By Mark Milian, CNN

New York (CNN) - That a popular video-sharing website is retooling its layout to highlight, of all things, the video on each page seems like a head-slapping idea.

But that’s exactly what’s happening at Vimeo, an online video site with an artsy fan base.

Vimeo, which is owned by Web media giant InterActiveCorp, began welcoming some subscribers and nonpaying users to a test version of its new site Tuesday morning. The website is painted in pastels, with large fonts and videos.

The revision was conceived of in 2009, the company said, and development has been going on for more than a year, Vimeo CEO Dae Mellencamp said in a recent interview here at the company’s headquarters.

Clicking a Vimeo link brings viewers to a page featuring a video that typically fills the screen. In order to see similar videos, the visitor can click a banner that hangs discreetly in the corner, which will trigger a ticker to drop down from the top of the page.

“We’re putting the video front and center,” Mellencamp said. “The idea is to show less by default and welcome more requests.”

By that, Mellencamp means that Vimeo won’t be bombarding visitors with text, buttons, related videos and advertisements dancing around the centerpiece content.

Compare that to YouTube, which is by far the largest video site on the Web. Below the YouTube logo on the page is the video’s title, then buttons leading to more videos, and then the main video (in “small player” mode by default), surrounded by “more recommended videos,” and “suggestions.” On a typical video, more than a dozen distractions line the side of the page.

The new Vimeo home page is also a stark contrast to YouTube’s. The layout looks more like a blog or a Tumblr dashboard by default. Users can switch, like iTunes, between other types of views, such as “couch mode” with videos filling the screen.
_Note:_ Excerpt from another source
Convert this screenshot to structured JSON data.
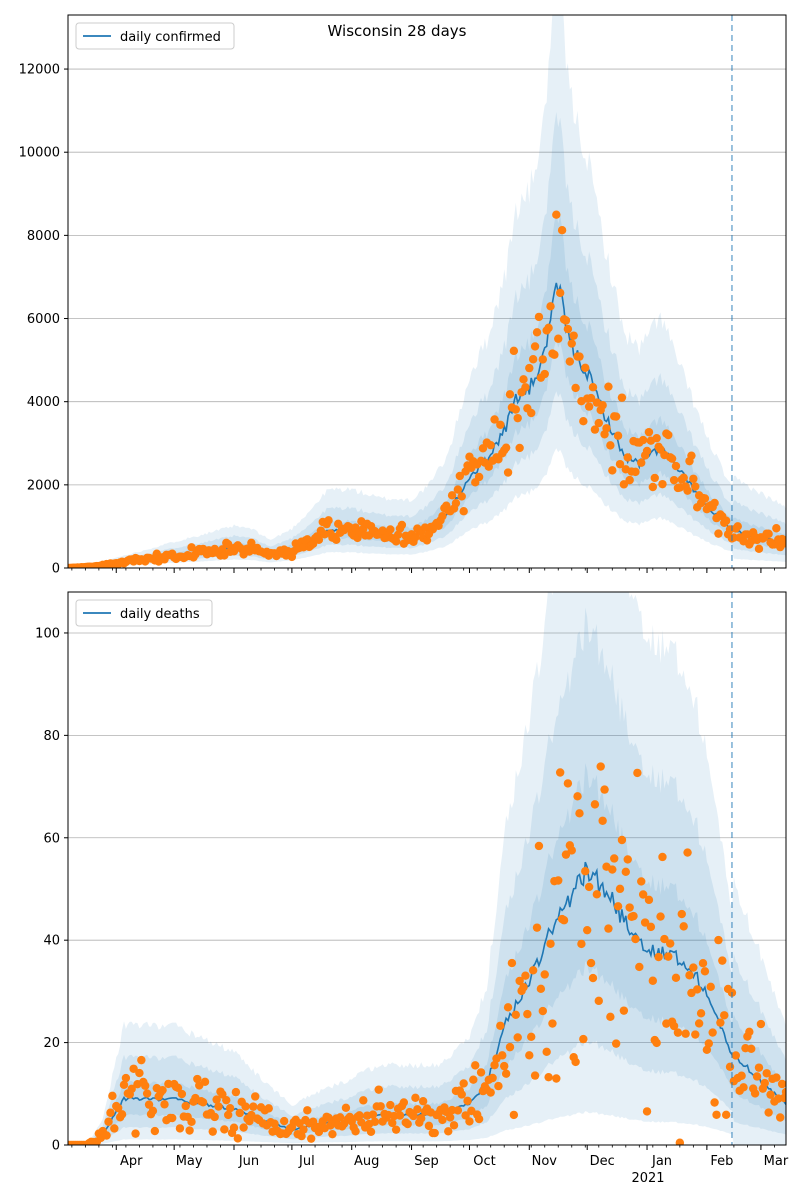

Meanwhile, YouTube’s home page, which was redesigned last month, has three columns packed with links to videos.

During Vimeo’s current test period, the designers will learn whether they have concocted the magic formula for online video, or whether their long-in-the-works experiment missed the mark. And during that time, a key indicator will be how many people choose to switch back to the old design.

In a few weeks, Vimeo will begin allowing any registered user to get access to “the new Vimeo,” as Mellencamp calls it. By July, Vimeo expects that the new version will take over the entire site, a spokeswoman said.